More importantly, the patient's HIV antibody titers gradually decreased, and eventually seronegative turned negative, a phenomenon that occurred for the second time after the Berlin patient. The patient's HIV-specific T cell response also faded. So far, the London patient has not relapsed, and is the second patient in history to be cured. Subsequently, gene editing therapy using CCR5 receptors to treat both "patients with cancer and AIDS" became almost a replica of the miracle cure.
In 2022, a 66-year-old AIDS patient, the City of Hope, was cured. He was diagnosed with HIV-1 in 1988, then developed leukemia and was off antiretroviral drugs for more than 17 months after a bone marrow transplant in 2019, with doctors finding no signs of HIV-1 replication. The patient is also the oldest patient to be cured of AIDS to date.

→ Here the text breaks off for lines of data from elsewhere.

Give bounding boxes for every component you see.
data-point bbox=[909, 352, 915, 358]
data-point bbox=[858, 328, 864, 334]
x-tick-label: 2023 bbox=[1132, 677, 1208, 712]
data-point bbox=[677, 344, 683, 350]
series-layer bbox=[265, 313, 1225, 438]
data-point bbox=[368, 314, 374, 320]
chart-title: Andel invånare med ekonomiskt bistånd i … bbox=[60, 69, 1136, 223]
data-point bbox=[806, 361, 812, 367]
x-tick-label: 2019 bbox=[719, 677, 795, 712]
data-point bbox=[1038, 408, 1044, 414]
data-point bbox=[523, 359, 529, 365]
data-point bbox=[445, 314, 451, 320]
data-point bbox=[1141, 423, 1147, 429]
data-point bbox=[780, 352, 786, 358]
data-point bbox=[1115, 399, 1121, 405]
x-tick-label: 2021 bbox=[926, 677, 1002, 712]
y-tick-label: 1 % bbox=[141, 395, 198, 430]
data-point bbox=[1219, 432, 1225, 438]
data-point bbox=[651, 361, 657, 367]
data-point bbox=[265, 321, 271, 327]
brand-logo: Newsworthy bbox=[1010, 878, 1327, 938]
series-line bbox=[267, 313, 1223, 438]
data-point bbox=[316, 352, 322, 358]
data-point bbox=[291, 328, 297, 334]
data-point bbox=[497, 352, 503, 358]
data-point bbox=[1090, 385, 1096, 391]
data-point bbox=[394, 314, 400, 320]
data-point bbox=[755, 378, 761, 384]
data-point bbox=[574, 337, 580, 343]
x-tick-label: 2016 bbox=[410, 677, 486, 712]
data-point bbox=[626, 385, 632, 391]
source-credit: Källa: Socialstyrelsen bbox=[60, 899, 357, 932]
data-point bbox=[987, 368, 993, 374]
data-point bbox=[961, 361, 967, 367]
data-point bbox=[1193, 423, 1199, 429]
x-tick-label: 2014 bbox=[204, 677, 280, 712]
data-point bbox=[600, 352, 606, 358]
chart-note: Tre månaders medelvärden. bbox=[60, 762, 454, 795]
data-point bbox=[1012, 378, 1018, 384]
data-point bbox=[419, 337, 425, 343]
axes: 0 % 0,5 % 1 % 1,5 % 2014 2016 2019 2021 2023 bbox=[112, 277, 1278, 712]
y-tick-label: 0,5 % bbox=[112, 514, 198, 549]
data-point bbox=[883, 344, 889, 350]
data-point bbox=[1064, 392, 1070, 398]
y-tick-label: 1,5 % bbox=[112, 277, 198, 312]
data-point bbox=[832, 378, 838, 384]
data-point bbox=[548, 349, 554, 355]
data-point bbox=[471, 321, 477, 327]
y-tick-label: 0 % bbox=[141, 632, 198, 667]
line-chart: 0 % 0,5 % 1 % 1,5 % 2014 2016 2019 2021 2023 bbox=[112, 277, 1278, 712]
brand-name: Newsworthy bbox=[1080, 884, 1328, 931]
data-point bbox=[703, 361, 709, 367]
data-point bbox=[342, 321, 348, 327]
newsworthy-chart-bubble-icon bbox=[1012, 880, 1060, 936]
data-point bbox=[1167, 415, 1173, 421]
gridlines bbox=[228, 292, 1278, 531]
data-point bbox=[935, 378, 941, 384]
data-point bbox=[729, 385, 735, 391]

On March 16, 2023, the world's first HIV woman + minority patient treated with stem cell transplant was cured. She was called the "New York Patient".
In February last year, United Kingdom monthly journal Nature · Medicine reported on the fifth AIDS patient who had been cured. The 53-year-old man was diagnosed with acute myeloid leukemia in January 2011 and received a bone marrow transplant at the University Hospital in Düsseldorf, Germany, in 2013 using hematopoietic stem cells from a female donor. The AIDS patient, known as the "Düsseldorf patient", received a stem cell transplant about 10 years ago, and no active HIV virus was detected in his body four years after he stopped taking anti-HIV drugs.
▎ The London patient's name is Adam Castillejo. The New York Times reported that after more than a decade of grueling treatment and moments of despair, he chose to make his story public in March 2020, hoping to become an "ambassador of hope" for other AIDS patients.
The "Geneva patient" was the sixth patient to be reported, also undergoing a bone marrow stem cell transplant without the CCR5-delta32 mutation, which was first disclosed in 2023. It is still under observation.
CCR5 is a major entry point for HIV to attack the human body. Researchers believe that the replacement of immune cells with cells without CCR5 receptors through stem cell transplantation may be the reason why HIV does not rebound in patients after drug treatment is stopped.
Can this treatment be scaled up to more people living with HIV?
One important thing that these cured AIDS patients have in common is that when they are infected with AIDS, they also develop cancer, and most of them have leukemia. This means that if these treatments are to be scaled up, it may be necessary for people with AIDS to also be cancer patients. It is also necessary to find a match for the CCR5 gene mutation.
Over the years, researchers around the world have tried similar things with many other patients, but none of them have been successful. Bone marrow transplantation is also a high-risk clinical procedure, with hematopoietic stem cell transplantation itself carrying a 15% risk of death, even in the modern already highly optimized bone marrow transplant process.
At the same time, not all CCR5Δ32/Δ32 hematopoietic stem cell transplants are curable. In February this year, the University of Illinois at Chicago (UIC) reported a case of rapid rebound of the virus and treatment failure after 2 months of discontinuation of CCR5Δ32/Δ32 stem cell transplantation.
Therefore, the very high-risk CCR5Δ32/Δ32 HSCT (hematopoietic stem cell) transplant is not the best cure for HIV. It is believed that there will continue to be cases of HIV cures in the future. However, more research is needed to apply to a wider range of people living with HIV/AIDS.